Buongiorno a tutti, cari lettori!
Oggi vi offro un post un po’ speciale, sperando che vi possa piacere.
Come alcuni di voi (chi mi segue su Google+ o su Twitter) sanno, il 16 di questo mese sono riuscita a seguire un paio di conferenze di Bookcity Milano, un nuovo evento legato al mondo della letteratura. Ammetto che parte di me temeva di potersi trovare di fronte a una “Milano book fair – Parte seconda”; fortuna che sin dalle premesse la situazione sembrava migliore. Insomma, per Bookcity si è scomodato tutto il Castello Sforzesco, centinaia di punti sparsi per Milano, autori, professori e conferenzieri noti anche a chi non mastica l’ambiente propriamente culturale, un elenco di attività e incontri da far invidia…
Sono felice di dirvi che le mie aspettative sono state pienamente soddisfatte e che partecipare a questo evento mi è piaciuto moltissimo. L’anno prossimo mi organizzerò meglio (e con un po’ d’anticipo) e cercherò di seguire quante più attività possibile – non dubito che la puntata 1 di questo evento (questa è stata prudentemente chiamata “puntata 0”) sarà anche meglio di quella di quest’anno.

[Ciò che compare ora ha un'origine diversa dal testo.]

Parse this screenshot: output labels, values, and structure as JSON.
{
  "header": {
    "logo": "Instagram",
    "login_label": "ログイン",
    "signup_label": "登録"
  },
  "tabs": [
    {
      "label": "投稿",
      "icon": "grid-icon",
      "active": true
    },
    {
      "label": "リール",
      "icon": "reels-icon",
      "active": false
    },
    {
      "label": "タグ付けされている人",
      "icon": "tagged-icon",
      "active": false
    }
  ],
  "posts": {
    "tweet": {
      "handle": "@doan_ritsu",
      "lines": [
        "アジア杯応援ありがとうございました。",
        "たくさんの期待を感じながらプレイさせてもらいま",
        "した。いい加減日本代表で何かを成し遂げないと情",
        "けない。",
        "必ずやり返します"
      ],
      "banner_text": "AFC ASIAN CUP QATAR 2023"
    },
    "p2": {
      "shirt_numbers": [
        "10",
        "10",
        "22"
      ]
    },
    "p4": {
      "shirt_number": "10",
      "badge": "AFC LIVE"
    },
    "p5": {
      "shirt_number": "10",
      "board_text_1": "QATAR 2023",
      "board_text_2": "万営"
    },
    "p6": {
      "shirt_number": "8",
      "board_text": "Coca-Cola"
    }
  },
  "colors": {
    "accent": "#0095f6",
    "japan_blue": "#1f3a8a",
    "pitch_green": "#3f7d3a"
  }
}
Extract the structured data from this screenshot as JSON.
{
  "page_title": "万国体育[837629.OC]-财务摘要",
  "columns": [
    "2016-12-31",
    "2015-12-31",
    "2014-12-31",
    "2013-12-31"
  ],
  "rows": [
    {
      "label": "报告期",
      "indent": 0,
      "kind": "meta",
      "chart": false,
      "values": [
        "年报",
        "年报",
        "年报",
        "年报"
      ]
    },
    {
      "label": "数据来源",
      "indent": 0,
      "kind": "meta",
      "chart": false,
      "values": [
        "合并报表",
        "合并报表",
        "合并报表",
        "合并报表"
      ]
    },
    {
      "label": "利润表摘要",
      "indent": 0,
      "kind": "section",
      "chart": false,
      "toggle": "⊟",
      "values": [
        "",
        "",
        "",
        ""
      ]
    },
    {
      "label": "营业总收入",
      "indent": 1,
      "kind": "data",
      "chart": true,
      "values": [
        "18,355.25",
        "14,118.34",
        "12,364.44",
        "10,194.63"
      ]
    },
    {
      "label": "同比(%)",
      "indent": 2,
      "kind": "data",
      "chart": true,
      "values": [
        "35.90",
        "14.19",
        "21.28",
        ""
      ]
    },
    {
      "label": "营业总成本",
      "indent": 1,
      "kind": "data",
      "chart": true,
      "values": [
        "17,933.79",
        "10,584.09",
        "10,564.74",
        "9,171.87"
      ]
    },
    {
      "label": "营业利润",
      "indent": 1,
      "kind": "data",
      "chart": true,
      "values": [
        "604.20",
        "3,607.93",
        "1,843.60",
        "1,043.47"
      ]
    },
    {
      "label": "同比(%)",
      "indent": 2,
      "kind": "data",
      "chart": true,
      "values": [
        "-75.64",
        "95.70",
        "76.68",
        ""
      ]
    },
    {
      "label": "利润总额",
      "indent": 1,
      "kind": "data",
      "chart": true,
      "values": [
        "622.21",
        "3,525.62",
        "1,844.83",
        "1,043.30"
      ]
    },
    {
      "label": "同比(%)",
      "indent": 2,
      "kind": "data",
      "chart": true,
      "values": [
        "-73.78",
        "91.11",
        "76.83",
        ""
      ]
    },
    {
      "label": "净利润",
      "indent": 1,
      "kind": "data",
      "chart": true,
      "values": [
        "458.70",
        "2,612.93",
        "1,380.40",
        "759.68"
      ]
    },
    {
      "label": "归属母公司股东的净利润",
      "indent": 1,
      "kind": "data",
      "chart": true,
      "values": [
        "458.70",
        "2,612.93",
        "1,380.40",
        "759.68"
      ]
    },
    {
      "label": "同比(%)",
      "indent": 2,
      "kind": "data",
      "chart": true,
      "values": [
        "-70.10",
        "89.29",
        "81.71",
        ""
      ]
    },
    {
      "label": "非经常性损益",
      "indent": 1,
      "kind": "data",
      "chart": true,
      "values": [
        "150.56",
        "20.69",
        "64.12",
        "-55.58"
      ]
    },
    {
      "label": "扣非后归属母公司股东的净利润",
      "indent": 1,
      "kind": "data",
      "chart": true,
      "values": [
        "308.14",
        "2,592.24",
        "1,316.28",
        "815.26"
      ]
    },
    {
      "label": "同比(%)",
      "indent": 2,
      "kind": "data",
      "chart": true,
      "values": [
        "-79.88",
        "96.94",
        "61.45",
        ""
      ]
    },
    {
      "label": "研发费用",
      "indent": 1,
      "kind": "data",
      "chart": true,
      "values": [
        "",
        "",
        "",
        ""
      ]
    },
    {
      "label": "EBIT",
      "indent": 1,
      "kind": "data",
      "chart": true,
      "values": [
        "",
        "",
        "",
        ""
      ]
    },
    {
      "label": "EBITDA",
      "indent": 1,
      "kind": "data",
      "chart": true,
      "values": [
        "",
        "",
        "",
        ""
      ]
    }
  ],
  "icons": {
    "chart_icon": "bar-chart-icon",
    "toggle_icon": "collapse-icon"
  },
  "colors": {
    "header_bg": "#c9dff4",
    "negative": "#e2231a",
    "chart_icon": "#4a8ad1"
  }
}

Ma torniamo al presente e, in particolare, alle due conferenze che ho seguito. Visto che hanno trattato di argomenti particolarmente interessanti, ovvero cosa spinge un editore a scegliere un libro da pubblicare e la bibliodiversità, ho pensato di prendere qualche appunto e di parlarvene qui su Bibliomania. Visto che sono state conferenze molto dense, ho deciso di fare due post, così potrò dedicare ad ognuna delle due conferenze lo spazio che merita. Spero che la mia idea vi piaccia e che questi post portino a tante discussioni interessanti.
[NdC: ho evidenziato i nomi delle relatrici con colori diversi, per rendere più agevole e chiara la lettura. Le domande sono evidenziate d’azzurro.]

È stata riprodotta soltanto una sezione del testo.